Джейн как-то сказала Прасковье Юрьевне, что ей надлежит подать прошение начальнику мятежников, чтобы ее отпустили. В самом деле, держать ее в плену не имеет смысла. Если остальные жены офицеров еще могут считаться заложницами, поскольку их мужья живы и находятся в действующей армии, то княгиня Гагарина – вдова. А если не подействуют доводы рассудка, можно воззвать к их христианским чувствам. Пусть поляки – католики, а русские православные, но принцип милосердия един для всех христиан… Прасковья Юрьевна грустно покачала головой.

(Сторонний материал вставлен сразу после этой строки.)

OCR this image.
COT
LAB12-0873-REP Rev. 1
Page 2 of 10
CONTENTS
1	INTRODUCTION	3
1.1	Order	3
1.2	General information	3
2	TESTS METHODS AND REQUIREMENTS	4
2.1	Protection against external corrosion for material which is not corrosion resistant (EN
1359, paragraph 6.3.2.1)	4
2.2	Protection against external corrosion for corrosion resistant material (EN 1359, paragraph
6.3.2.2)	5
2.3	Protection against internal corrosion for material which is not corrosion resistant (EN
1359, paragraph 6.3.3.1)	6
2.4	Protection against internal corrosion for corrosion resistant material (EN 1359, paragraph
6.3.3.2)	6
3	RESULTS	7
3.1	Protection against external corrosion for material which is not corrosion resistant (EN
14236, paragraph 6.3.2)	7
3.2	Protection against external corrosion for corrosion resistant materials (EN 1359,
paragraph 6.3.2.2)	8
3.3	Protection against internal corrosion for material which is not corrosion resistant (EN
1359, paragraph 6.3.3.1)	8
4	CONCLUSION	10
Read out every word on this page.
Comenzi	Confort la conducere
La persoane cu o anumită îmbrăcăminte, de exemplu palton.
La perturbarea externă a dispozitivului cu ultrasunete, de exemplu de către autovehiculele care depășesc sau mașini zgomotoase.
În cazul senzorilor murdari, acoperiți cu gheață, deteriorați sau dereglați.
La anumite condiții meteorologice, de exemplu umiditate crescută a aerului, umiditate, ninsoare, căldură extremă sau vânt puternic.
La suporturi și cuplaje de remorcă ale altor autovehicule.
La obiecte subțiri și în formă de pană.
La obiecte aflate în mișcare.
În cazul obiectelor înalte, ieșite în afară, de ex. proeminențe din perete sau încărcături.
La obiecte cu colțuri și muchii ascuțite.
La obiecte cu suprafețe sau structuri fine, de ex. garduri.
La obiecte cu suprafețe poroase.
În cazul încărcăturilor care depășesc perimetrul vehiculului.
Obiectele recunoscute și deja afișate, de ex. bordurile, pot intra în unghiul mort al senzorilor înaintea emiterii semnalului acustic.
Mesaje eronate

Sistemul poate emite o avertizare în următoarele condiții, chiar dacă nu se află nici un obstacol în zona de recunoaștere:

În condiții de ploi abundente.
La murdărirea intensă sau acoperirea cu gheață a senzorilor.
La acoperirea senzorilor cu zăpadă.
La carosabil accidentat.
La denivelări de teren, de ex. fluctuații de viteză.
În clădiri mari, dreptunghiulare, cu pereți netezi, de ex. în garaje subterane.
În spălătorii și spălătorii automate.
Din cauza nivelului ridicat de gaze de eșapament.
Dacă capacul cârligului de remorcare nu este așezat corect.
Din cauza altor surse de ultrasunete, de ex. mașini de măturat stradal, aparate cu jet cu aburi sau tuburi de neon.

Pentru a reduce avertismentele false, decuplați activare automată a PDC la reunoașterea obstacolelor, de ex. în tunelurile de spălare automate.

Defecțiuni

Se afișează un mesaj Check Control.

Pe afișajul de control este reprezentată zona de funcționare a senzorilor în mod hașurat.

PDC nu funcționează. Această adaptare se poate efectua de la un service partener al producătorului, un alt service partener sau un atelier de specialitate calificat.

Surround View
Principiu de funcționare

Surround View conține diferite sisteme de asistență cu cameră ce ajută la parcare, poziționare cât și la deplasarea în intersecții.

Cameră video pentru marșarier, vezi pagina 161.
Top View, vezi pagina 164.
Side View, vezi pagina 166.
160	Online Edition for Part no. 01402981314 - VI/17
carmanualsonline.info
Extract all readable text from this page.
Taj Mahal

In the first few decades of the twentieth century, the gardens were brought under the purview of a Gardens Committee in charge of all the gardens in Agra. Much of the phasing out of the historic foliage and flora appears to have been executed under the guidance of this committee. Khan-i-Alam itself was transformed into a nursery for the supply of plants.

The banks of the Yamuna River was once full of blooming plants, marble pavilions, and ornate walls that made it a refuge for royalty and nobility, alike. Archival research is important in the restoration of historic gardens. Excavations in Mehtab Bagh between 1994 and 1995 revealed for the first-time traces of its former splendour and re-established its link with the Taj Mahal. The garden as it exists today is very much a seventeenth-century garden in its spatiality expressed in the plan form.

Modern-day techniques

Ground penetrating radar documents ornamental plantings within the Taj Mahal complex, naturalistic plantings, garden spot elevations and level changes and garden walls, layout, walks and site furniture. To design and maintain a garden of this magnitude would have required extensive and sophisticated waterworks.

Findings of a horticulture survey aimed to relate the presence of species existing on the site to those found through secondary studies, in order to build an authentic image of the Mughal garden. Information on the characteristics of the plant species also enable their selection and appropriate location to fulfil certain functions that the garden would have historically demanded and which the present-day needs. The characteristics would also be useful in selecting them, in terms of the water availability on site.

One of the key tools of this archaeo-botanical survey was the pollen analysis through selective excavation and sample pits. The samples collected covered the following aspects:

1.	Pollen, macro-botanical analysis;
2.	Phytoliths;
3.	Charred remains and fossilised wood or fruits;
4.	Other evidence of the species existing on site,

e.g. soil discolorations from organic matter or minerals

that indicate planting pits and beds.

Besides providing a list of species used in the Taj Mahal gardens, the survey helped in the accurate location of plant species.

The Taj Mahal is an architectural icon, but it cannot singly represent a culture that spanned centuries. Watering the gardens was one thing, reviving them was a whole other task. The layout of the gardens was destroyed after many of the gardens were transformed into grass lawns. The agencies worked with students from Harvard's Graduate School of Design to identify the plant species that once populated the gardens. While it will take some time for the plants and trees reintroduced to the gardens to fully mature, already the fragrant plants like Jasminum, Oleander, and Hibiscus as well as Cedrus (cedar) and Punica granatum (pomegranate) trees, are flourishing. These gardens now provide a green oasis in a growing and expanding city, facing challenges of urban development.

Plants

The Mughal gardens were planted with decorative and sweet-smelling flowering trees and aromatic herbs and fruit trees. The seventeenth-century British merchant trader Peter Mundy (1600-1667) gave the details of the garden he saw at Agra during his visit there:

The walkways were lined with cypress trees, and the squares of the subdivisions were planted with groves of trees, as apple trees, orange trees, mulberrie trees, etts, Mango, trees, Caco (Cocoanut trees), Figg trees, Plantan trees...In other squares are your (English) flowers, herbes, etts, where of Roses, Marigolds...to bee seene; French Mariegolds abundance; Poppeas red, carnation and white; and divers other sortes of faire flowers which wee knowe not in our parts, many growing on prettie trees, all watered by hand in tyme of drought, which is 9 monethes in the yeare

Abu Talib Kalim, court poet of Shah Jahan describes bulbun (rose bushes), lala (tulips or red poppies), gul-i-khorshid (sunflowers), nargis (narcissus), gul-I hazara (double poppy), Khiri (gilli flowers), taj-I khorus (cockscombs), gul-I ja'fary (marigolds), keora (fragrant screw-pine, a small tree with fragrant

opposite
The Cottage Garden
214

– Ах, Джейн, даже если бы вы были правы, – разве я смогла бы уехать одна, покинув остальных в несчастье? Но я боюсь, что и насчет их христианских чувств вы заблуждаетесь: по-христиански ли с нами здесь обращались до сих пор? Остается уповать на Господа и ждать развязки, ведь всё когда-нибудь кончается… Лучше не напоминать им о себе лишний раз, так можно накликать беду.
– Но может быть…
Княгиня остановила ее жестом ладони.
– Ни слова больше!
Феденька и Васенька стояли у окна и смотрели на улицу: это было их единственным развлечением. Пусть смотрят, подумала Джейн, – смотрят и запоминают. Потом, когда их всех освободят (а их непременно освободят!), они вернутся домой, вырастут, станут офицерами или будут служить по статской службе, но никогда из их памяти не изгладится картина, которую они видят сейчас в окно, и та, что они видели тем страшным утром, из Брюлевского дворца… Как бы ни повернулась жизнь, какую ложь ни говорили бы дипломаты, она будет стоять у них перед глазами. Да, княгиня права: поляки ни за что их не отпустят.